Thinking Mathematically (6th Edition)

Published by Pearson
ISBN 10: 0321867327
ISBN 13: 978-0-32186-732-2

Chapter 8 - Personal Finance - Chapter Summary, Review, and Test - Review Exercises - Page 570: 38

Answer

See below

Work Step by Step

(a) Calculation of future value of amount can be done with the mentioned formula: \[A=P\times {{\left( 1+\frac{r}{n} \right)}^{nt}}\] Where A denotes the Future value of the amount, P denotes the Principal amount, R denotes the rate of interest, t denotes the number of years and n denotes the number of times compounding is done in a year.
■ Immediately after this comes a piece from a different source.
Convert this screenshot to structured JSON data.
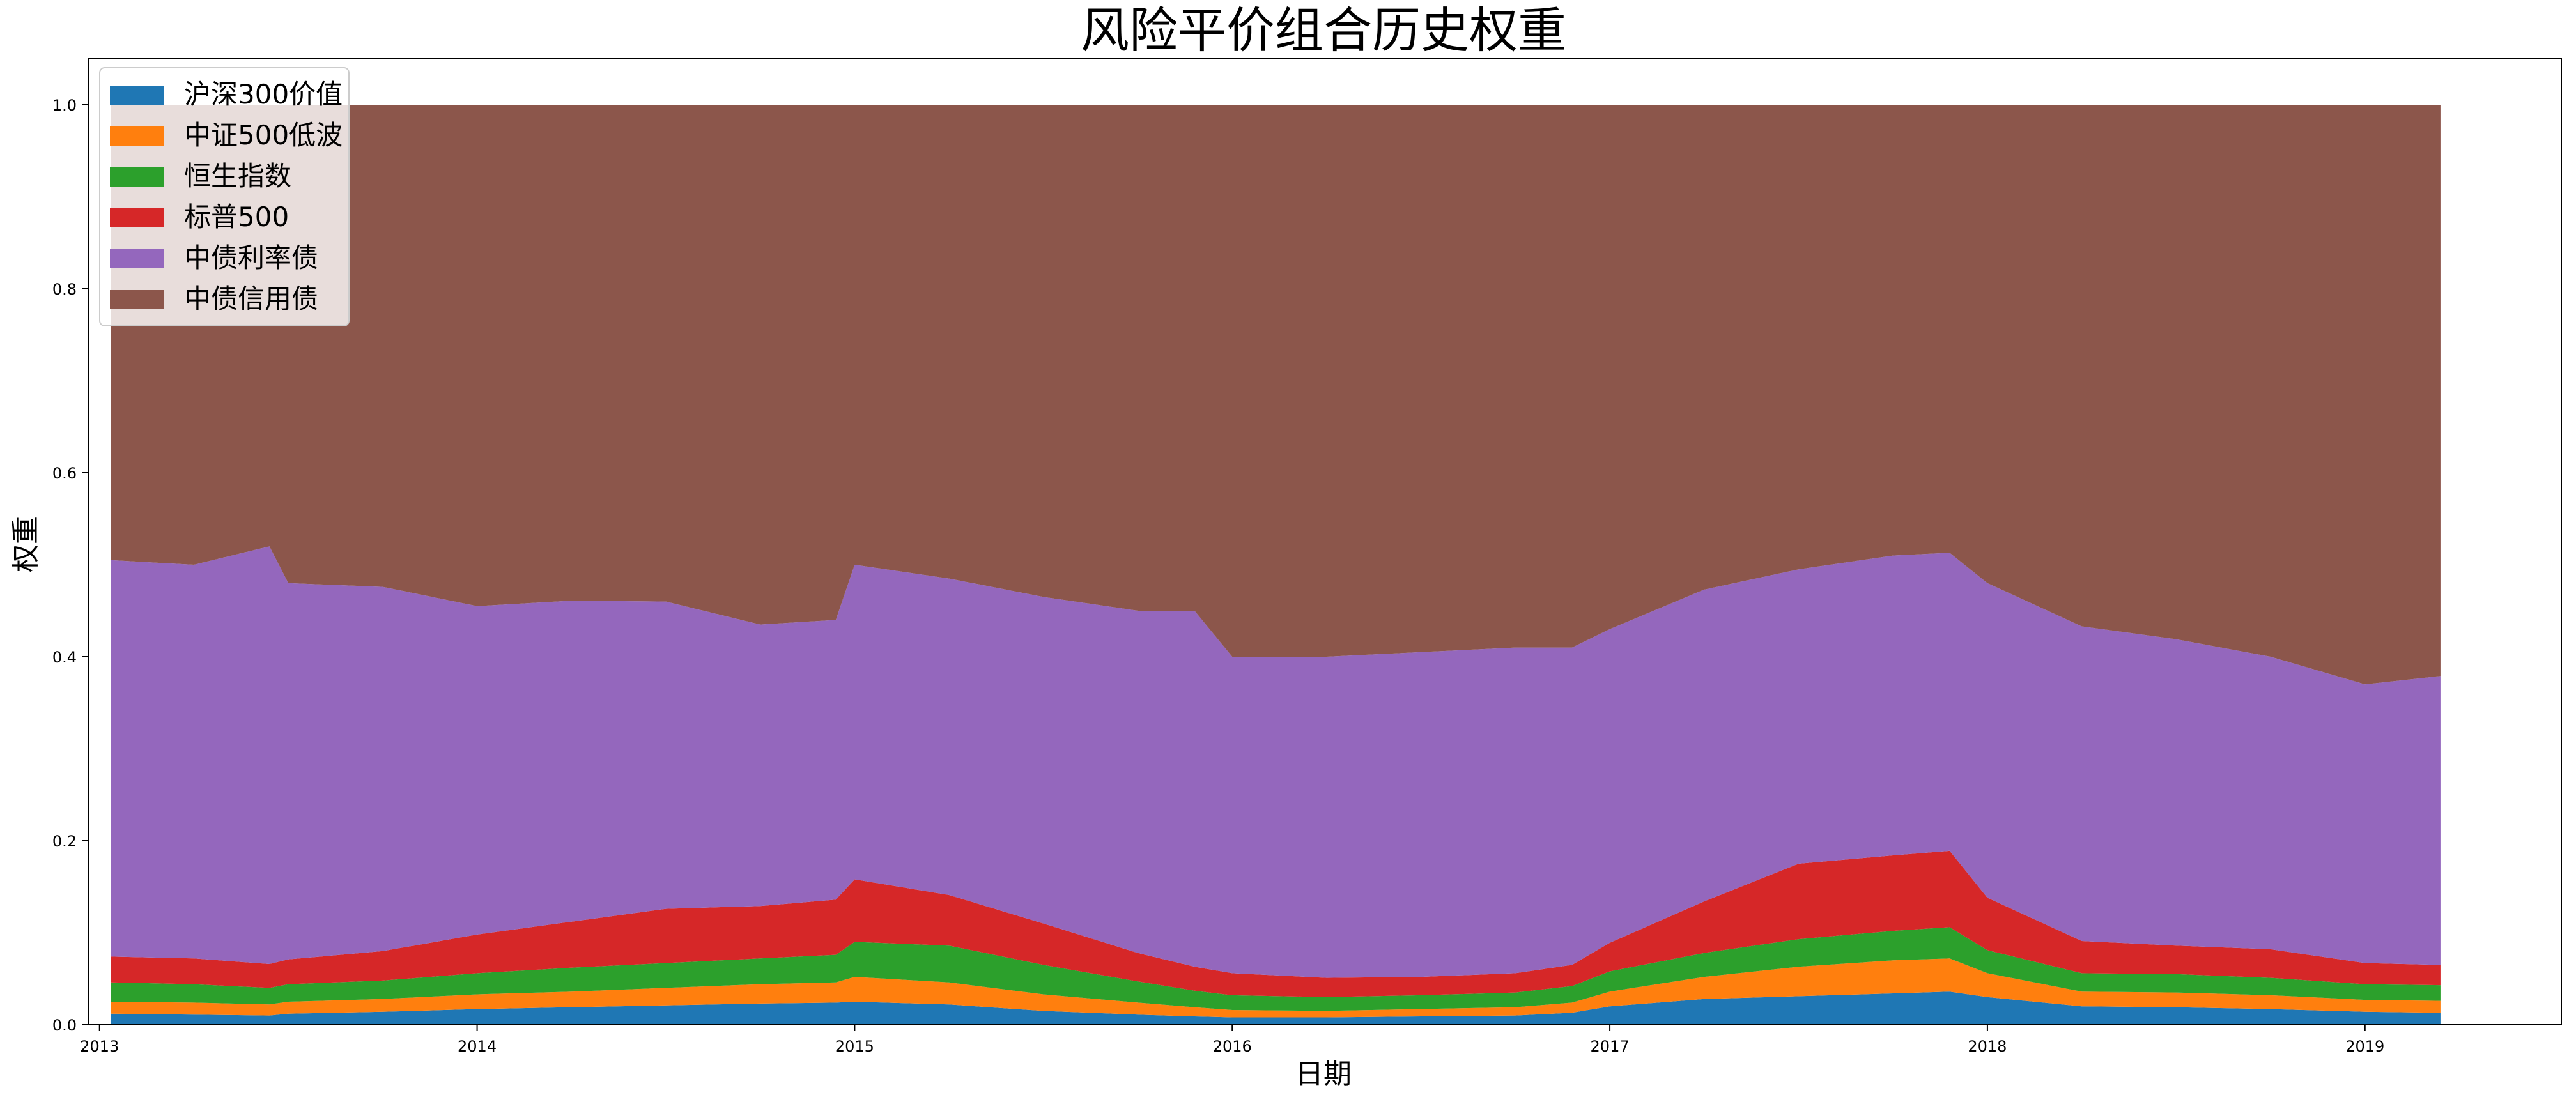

Compute the Future value by substituting the values in the formula as mentioned below: \[\begin{align} & A=P\times {{\left( 1+\frac{r}{n} \right)}^{nt}} \\ & =\$30,000\times{{\left(1+\frac{0.025}{4}\right)}^{4\times10}}\\&=\$30,000\times{{\left(1+0.00625\right)}^{40}}\\&=\$38,490.80\end{align}\] Hence, the future value of the amount is \[\$38,490.80\] (b) Computation of the interest amount can be done by deducting the Principal amount (P) from the future value (A) of the loan. Compute the interest amount as mentioned below: \[\begin{align} & \text{Interest amount}=A-P \\ & =\$38,490.80-\$30,000\\&=\$8,490.80\end{align}\] Hence, the interest amount is\[\$8,490.80\].